Antiféminisme d’État
Avec son discours et ses projets de loi antiféministes[10], Québec discrimine les femmes. En alléguant que l’égalité est atteinte, le gouvernement néglige de faire une analyse différenciée selon les sexes et légifère, par conséquent, sans considérer les effets distincts que ses lois peuvent avoir sur la réalisation de l’égalité entre les Québécoises et les Québécois. Sa négligence politique a pour conséquences de nombreux reculs pour les femmes, notamment sur les plans économique, politique et socioculturel : augmentation de la pauvreté des femmes, augmentation du chômage féminin, augmentation du travail invisible des femmes, diminution de la représentation politique des femmes, diminution de l’accès des femmes aux études supérieures, diminution de l’accès des femmes aux soins de santé. Lorsque l’égalité disparaît de l’horizon politique, ce sont les femmes qui en ressentent les coups. Moins d’égalité pour les femmes, sur ordre du gouvernement.
En conclusion, il importe de souligner que toutes ces violences sont systémiques. Les violences conjugales, politiques, économiques et socioculturelles se répondent les unes aux autres. Elles prennent racine dans le patriarcat et l’alimentent, maintenant les femmes en position de subordination. C’est dans ce contexte global de violence systémique que sont mises de l’avant les mesures d’austérité : elles aggravent une situation qui était déjà problématique, faisant reculer davantage les droits des femmes. Les centres de femmes, par leur mission globale, vivent directement l’amplification des violences faites aux femmes. Les travailleuses de centre répondent le mieux possible à la multiplication des demandes, mais sont à bout. Elles appellent la société civile à la solidarité et à l’action politique : il faut un arrêt d’agir!
Bibliographie
[1] BOURGAULT, France et Diane MATTE. Ce que nous savons de la violence envers les femmes.
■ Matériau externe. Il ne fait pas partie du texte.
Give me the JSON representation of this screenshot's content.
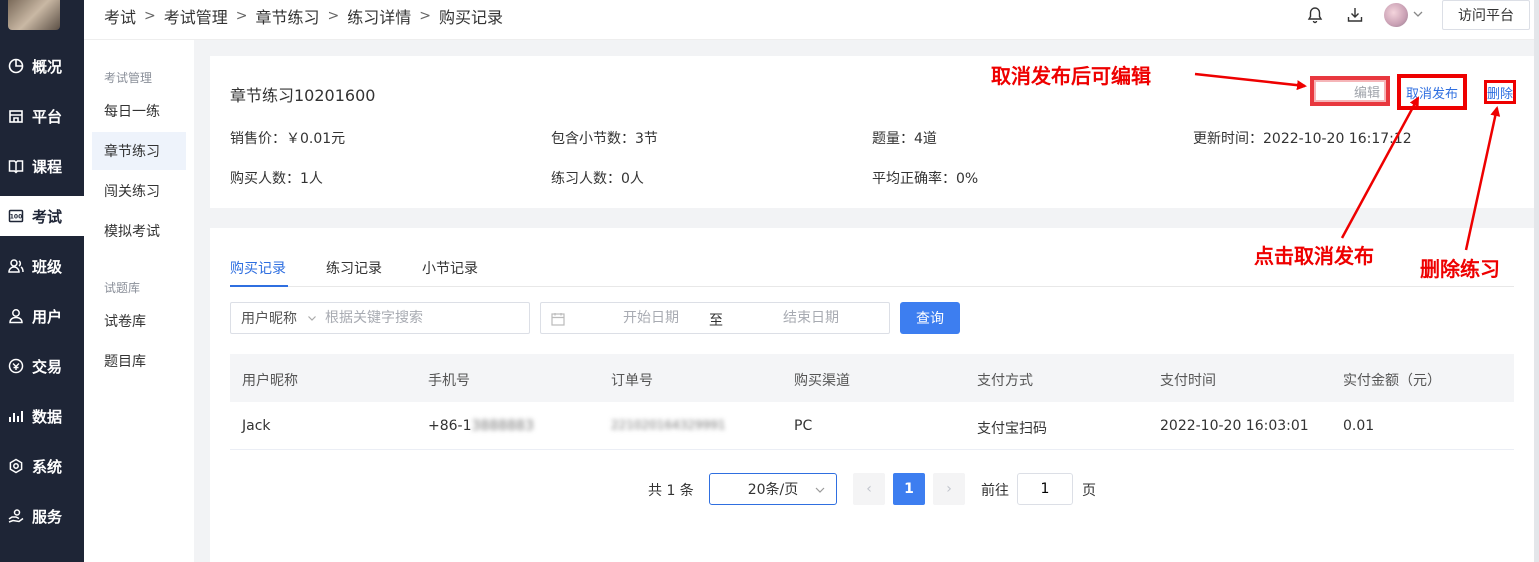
{
  "sidebar": {
    "items": [
      {
        "label": "概况",
        "icon": "pie-chart-icon"
      },
      {
        "label": "平台",
        "icon": "store-icon"
      },
      {
        "label": "课程",
        "icon": "book-icon"
      },
      {
        "label": "考试",
        "icon": "exam-icon",
        "active": true
      },
      {
        "label": "班级",
        "icon": "class-icon"
      },
      {
        "label": "用户",
        "icon": "user-icon"
      },
      {
        "label": "交易",
        "icon": "trade-icon"
      },
      {
        "label": "数据",
        "icon": "bar-chart-icon"
      },
      {
        "label": "系统",
        "icon": "gear-icon"
      },
      {
        "label": "服务",
        "icon": "service-icon"
      }
    ]
  },
  "submenu": {
    "group1": "考试管理",
    "items1": [
      "每日一练",
      "章节练习",
      "闯关练习",
      "模拟考试"
    ],
    "group2": "试题库",
    "items2": [
      "试卷库",
      "题目库"
    ]
  },
  "breadcrumb": [
    "考试",
    "考试管理",
    "章节练习",
    "练习详情",
    "购买记录"
  ],
  "header": {
    "visit_label": "访问平台"
  },
  "info": {
    "title": "章节练习10201600",
    "price": "销售价：￥0.01元",
    "sections": "包含小节数：3节",
    "questions": "题量：4道",
    "updated": "更新时间：2022-10-20 16:17:12",
    "buyers": "购买人数：1人",
    "practitioners": "练习人数：0人",
    "accuracy": "平均正确率：0%",
    "edit_label": "编辑",
    "unpublish_label": "取消发布",
    "delete_label": "删除"
  },
  "tabs": [
    "购买记录",
    "练习记录",
    "小节记录"
  ],
  "filters": {
    "select_value": "用户昵称",
    "search_placeholder": "根据关键字搜索",
    "start_placeholder": "开始日期",
    "range_sep": "至",
    "end_placeholder": "结束日期",
    "query_label": "查询"
  },
  "table": {
    "columns": [
      "用户昵称",
      "手机号",
      "订单号",
      "购买渠道",
      "支付方式",
      "支付时间",
      "实付金额（元）"
    ],
    "rows": [
      {
        "nickname": "Jack",
        "phone": "+86-1",
        "phone_masked": "3888883",
        "order": "221020164329991",
        "channel": "PC",
        "pay_method": "支付宝扫码",
        "pay_time": "2022-10-20 16:03:01",
        "amount": "0.01"
      }
    ]
  },
  "pager": {
    "total": "共 1 条",
    "size": "20条/页",
    "prev": "‹",
    "current": "1",
    "next": "›",
    "goto": "前往",
    "goto_value": "1",
    "suffix": "页"
  },
  "annotations": {
    "edit_note": "取消发布后可编辑",
    "unpublish_note": "点击取消发布",
    "delete_note": "删除练习"
  },
  "colors": {
    "primary": "#3d7ef0",
    "sidebar": "#1e2536",
    "annotation": "#e00000"
  }
}
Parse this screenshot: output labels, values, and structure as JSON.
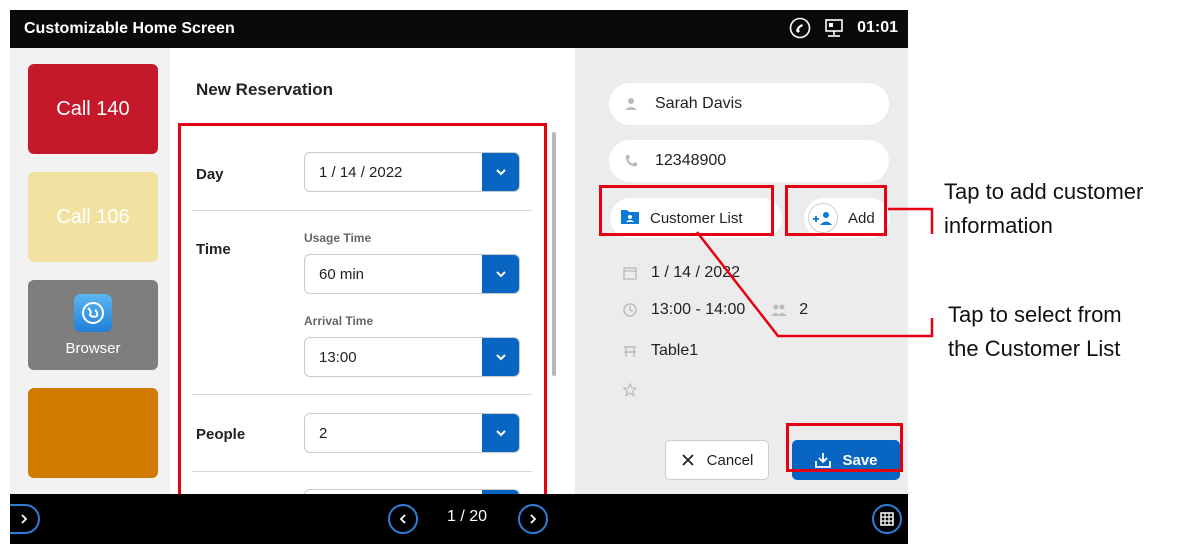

Comité des 12 jours, 2010, 17 pages.
[2] POMAR, Sarah. « Chaudronnée de l’Estrie : dernier repas ce dimanche », EstriePlus.com, 21 février 2015, en ligne [http://goo.gl/WdUJcY].
[3] FFQ, RTRGFQ et CIAFT. Mémoire conjoint présenté à la Commission des finances publiques dans le cadre des Consultations particulières et auditions publiques sur le projet de loi n° 28, 10 février 2015, 45 pages, en ligne [http://www.ffq.qc.ca/2015/02/memoire-sur-le-projet-de-loi-28/].
[4] La socialisation est un processus qui se déroule tout au long de la vie humaine. C’est par ce processus que toute personne apprend les normes sociales, les valeurs partagées par son groupe culturel. Dans une société patriarcale comme la nôtre, les filles et les garçons vivent une socialisation différente : des consignes, des contraintes, des punitions ou des encouragements les guident vers des rôles sociaux de sexe différents. D’où le rose et le bleu.
[5] QUÉBEC. D’égale à égal?, 2007, 35 pages.
[6] Id.
[7] L’R. Santé à bout de bras, femmes à bout de souffle. Funambules médias, 2010, vidéo en ligne [http://www.rcentres.qc.ca/public/sante-a-bout-de-bras-femmes-a-bout-de-souffle.html]
[8] SURPRENANT, Marie-Ève. Jeunes couples en quête d’égalité. Sisyphe, 2009, 126 pages.
[9] COUTURIER, Eve-Lyne et Simon TREMBLAY-PEPIN. Les mesures d’austérité et les femmes : analyse des documents budgétaires depuis 2008. IRIS, 2015, 55 pages.
[10] DUPUIS-DÉRY, Francis. Quand l’antiféminisme cible les féministes, 2013, p. 9.